The NUJ today welcomed a decision by the Supreme Court in Ireland that upholds the principle of protection of journalistic sources.
The Irish Times has won an appeal against a High Court order requiring editor Geraldine Kennedy and journalist Colm Keena to answer questions that could reveal the source of a story about an official corruption inquiry.
The Mahon tribunal into alleged planning corruption wanted to question the journalists about a story published in the paper in September 2006, which revealed that the inquiry was looking into payments made to Bertie Ahern when he was finance minister.
Both refused to discuss the source of the article, and appealed the High Court order because it failed to recognise fundamental principles of press freedom.
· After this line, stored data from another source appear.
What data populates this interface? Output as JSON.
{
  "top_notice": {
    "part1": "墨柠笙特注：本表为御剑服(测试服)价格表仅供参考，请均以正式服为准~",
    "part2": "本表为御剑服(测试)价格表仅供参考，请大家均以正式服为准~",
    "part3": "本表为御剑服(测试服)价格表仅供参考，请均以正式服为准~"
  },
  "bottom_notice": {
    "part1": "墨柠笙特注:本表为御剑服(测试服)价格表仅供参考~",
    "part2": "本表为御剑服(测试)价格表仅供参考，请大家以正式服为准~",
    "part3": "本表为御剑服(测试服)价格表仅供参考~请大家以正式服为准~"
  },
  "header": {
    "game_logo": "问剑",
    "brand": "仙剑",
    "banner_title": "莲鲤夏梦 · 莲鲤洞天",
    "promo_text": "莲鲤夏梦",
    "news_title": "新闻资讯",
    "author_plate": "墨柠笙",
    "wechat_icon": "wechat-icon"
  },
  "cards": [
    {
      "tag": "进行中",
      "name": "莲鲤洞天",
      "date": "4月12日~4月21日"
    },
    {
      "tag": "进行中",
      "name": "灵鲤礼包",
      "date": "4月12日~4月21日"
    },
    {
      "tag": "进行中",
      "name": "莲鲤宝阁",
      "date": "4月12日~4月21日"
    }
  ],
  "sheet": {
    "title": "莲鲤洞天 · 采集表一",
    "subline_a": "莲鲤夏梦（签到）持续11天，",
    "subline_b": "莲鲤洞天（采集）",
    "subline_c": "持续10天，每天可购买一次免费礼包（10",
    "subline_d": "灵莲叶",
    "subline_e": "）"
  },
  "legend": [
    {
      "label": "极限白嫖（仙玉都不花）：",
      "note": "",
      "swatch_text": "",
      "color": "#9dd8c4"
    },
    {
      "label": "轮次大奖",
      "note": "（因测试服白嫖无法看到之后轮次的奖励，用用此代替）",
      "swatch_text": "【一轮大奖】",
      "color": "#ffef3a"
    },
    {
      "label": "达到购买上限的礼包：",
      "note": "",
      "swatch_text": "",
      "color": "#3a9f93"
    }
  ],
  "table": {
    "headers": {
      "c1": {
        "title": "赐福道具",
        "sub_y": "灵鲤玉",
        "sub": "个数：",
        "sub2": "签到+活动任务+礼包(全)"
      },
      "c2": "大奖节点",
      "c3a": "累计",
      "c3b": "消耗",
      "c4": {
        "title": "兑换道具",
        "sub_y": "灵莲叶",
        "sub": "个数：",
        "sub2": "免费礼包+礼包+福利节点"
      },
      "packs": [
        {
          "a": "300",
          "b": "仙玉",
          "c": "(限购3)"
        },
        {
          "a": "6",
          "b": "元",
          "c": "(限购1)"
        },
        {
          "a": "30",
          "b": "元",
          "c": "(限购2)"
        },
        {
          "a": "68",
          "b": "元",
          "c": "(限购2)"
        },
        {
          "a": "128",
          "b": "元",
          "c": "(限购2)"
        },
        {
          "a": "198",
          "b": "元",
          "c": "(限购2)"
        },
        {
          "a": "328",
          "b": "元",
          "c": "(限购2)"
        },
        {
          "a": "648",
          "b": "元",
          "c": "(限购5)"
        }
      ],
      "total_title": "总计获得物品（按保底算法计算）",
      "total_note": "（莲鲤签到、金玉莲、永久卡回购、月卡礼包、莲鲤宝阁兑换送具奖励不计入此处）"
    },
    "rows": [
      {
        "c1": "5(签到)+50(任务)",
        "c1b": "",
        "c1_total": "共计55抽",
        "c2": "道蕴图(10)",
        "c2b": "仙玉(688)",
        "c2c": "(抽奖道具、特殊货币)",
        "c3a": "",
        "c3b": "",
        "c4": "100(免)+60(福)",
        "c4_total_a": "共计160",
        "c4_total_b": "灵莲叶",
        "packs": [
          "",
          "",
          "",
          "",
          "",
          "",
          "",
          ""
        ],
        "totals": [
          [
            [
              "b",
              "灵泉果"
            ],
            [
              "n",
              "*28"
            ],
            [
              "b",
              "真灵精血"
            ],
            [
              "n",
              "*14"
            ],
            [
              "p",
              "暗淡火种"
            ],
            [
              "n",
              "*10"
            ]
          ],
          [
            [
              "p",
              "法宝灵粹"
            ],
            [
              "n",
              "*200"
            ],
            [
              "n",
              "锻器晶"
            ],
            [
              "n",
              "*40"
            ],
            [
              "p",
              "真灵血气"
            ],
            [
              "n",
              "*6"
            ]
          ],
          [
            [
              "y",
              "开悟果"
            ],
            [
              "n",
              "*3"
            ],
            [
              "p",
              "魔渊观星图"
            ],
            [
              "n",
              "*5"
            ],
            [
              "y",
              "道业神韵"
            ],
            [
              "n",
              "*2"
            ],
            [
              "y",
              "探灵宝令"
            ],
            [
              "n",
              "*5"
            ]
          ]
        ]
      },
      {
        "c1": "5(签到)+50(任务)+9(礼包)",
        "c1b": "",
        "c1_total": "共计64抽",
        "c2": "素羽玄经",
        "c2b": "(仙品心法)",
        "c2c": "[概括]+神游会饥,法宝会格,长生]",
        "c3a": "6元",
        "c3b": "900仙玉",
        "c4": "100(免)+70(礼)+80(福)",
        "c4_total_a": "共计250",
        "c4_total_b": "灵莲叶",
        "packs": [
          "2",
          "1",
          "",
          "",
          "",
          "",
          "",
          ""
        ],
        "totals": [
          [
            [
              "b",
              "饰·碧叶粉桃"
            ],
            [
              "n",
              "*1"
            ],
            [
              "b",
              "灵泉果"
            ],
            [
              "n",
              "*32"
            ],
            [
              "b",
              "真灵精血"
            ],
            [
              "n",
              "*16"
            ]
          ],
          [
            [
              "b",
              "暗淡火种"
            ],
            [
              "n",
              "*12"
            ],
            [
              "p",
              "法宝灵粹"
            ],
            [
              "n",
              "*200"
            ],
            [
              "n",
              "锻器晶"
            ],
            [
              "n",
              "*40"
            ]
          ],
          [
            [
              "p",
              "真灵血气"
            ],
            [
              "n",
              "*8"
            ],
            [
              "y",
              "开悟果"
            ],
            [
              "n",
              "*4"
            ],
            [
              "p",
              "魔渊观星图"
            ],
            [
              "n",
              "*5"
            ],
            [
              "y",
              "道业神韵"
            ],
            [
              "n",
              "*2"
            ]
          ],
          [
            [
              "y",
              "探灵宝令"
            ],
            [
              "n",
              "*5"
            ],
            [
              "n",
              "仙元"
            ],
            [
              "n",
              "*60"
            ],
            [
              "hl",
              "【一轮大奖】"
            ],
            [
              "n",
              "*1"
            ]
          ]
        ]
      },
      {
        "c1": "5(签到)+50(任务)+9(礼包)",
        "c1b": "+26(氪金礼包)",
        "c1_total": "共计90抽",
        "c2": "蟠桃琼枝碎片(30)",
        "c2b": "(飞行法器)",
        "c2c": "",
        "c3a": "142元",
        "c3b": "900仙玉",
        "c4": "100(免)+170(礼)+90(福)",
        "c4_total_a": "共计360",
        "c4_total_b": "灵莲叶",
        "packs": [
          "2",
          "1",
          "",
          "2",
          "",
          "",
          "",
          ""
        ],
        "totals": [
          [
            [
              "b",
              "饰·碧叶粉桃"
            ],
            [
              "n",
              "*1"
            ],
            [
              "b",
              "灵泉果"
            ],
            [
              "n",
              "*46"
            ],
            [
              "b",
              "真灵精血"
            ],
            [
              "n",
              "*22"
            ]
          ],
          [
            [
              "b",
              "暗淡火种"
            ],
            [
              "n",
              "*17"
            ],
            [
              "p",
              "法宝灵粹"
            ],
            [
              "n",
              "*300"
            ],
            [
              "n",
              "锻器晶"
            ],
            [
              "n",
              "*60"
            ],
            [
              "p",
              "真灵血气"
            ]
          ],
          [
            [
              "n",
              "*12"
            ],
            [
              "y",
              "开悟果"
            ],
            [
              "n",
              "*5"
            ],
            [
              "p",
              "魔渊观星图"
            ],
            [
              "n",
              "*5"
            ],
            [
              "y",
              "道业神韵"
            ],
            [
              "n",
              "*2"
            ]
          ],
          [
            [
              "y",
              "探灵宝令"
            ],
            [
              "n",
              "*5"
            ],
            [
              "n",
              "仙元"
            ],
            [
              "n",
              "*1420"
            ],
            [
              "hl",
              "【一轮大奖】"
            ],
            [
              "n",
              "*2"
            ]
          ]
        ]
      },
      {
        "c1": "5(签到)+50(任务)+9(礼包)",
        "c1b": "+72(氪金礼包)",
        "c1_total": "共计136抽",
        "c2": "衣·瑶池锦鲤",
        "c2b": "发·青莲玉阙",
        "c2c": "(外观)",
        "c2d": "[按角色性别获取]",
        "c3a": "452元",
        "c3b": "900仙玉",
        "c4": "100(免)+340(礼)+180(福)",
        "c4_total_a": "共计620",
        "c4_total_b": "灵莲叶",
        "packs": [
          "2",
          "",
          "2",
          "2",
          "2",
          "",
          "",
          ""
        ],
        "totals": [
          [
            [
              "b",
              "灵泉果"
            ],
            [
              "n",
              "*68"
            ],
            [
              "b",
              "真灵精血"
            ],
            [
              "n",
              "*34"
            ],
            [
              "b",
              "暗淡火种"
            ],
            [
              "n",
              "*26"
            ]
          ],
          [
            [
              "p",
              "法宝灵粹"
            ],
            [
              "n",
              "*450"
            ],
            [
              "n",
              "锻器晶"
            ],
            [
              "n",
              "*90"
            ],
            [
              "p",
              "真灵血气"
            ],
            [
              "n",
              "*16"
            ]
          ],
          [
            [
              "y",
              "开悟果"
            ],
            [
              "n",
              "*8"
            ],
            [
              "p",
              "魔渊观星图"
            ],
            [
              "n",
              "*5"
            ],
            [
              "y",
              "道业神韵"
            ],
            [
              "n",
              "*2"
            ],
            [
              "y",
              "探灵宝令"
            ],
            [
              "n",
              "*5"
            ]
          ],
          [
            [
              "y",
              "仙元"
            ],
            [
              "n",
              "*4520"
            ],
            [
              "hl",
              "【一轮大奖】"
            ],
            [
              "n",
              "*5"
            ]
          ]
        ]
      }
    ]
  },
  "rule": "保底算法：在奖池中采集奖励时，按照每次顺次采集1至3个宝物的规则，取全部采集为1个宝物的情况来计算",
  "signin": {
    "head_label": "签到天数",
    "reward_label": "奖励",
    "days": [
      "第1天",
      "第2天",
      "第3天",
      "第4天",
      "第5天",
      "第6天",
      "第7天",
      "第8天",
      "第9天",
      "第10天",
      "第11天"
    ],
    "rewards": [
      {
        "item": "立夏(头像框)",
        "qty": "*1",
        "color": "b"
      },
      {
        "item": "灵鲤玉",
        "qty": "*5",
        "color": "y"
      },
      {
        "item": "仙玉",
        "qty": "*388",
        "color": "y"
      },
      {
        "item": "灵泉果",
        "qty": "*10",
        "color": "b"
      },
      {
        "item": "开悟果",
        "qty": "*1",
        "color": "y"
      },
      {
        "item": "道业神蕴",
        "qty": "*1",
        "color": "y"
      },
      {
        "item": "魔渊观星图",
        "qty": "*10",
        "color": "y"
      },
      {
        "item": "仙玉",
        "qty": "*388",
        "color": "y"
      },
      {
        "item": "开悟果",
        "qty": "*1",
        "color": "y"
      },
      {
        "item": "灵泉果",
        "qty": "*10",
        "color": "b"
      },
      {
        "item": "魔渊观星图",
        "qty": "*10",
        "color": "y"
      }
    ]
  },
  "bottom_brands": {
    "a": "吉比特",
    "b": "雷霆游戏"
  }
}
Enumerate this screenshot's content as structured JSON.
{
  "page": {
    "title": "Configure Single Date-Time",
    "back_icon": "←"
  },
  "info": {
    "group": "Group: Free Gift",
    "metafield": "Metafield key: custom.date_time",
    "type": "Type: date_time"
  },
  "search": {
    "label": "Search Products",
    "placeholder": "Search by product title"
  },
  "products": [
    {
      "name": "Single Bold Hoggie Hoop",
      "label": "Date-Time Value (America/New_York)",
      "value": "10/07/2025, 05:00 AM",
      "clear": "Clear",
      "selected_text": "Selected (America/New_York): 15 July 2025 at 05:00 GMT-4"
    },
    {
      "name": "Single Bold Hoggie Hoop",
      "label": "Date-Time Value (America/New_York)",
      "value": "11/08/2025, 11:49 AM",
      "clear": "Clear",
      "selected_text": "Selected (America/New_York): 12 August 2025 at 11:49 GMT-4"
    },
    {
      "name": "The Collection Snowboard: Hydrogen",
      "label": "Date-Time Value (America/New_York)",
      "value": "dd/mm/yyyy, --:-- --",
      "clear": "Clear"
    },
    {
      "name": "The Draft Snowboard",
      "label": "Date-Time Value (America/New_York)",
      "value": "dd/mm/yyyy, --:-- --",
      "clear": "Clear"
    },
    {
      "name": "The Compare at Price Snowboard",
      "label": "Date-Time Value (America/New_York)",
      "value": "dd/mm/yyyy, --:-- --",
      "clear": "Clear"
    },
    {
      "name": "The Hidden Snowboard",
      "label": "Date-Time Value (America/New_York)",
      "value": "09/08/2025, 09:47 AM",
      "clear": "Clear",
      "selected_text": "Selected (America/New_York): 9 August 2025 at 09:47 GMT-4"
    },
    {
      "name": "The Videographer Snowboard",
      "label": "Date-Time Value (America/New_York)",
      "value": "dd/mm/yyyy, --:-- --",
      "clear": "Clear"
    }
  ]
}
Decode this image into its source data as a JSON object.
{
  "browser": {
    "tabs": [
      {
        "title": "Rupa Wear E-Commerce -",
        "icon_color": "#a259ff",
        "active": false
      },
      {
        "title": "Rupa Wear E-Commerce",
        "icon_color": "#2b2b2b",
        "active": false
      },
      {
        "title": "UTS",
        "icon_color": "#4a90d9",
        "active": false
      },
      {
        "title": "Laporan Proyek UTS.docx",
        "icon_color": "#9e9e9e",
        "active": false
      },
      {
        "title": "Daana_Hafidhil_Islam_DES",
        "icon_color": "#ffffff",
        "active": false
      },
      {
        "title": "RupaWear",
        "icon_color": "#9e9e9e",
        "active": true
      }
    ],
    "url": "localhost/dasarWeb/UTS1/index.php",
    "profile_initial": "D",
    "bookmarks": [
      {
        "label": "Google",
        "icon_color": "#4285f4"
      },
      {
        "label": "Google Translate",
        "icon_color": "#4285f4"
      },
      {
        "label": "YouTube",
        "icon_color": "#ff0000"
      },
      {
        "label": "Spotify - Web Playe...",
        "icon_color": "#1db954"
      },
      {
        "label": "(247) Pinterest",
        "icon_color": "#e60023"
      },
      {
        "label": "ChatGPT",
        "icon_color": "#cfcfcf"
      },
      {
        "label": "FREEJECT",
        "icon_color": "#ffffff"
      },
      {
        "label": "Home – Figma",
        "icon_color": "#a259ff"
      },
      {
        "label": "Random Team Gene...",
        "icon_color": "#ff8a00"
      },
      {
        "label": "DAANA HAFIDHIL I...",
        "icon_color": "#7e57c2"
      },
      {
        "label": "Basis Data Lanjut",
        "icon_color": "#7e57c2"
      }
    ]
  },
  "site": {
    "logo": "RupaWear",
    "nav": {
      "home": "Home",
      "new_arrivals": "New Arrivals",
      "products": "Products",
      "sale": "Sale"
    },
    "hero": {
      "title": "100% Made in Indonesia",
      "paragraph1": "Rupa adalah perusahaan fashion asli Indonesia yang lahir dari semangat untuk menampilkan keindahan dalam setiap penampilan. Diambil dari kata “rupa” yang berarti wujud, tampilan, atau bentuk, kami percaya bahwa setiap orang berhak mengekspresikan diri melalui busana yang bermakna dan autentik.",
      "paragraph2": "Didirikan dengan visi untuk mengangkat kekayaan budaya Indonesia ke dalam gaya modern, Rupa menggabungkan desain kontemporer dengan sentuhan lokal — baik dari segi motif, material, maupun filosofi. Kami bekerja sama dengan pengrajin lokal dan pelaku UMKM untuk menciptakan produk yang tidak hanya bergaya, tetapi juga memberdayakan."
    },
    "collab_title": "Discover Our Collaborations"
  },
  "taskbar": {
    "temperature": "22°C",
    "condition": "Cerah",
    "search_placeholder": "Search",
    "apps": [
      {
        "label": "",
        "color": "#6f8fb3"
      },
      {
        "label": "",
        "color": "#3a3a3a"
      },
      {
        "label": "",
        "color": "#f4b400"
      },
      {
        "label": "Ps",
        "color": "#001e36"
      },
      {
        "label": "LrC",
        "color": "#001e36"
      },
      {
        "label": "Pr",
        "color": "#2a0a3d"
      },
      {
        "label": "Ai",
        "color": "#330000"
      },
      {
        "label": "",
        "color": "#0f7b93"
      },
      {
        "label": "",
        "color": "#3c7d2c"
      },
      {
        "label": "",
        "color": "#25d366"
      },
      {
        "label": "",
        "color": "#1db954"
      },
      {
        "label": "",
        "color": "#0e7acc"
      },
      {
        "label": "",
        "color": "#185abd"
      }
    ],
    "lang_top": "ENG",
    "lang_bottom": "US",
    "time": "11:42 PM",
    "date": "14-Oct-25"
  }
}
NUJ Irish Secretary Séamus Dooley said: "This is a highly significant judgement which draws on the reasoning of the European Court in the landmark Goodwin case taken some years ago by the NUJ. The Supreme Court has stated in unambiguous terms that the High Court judgement 'had devalued the journalistic privilege so severely, the balance was not properly struck.' "
The victory for the Irish Times to protect sources follows that of Sunday Tribune journalist Suzanne Breen in Belfast who, backed by the NUJ, successfully resisted a court bid by police to force her to hand over source material linked to stories about the Real IRA.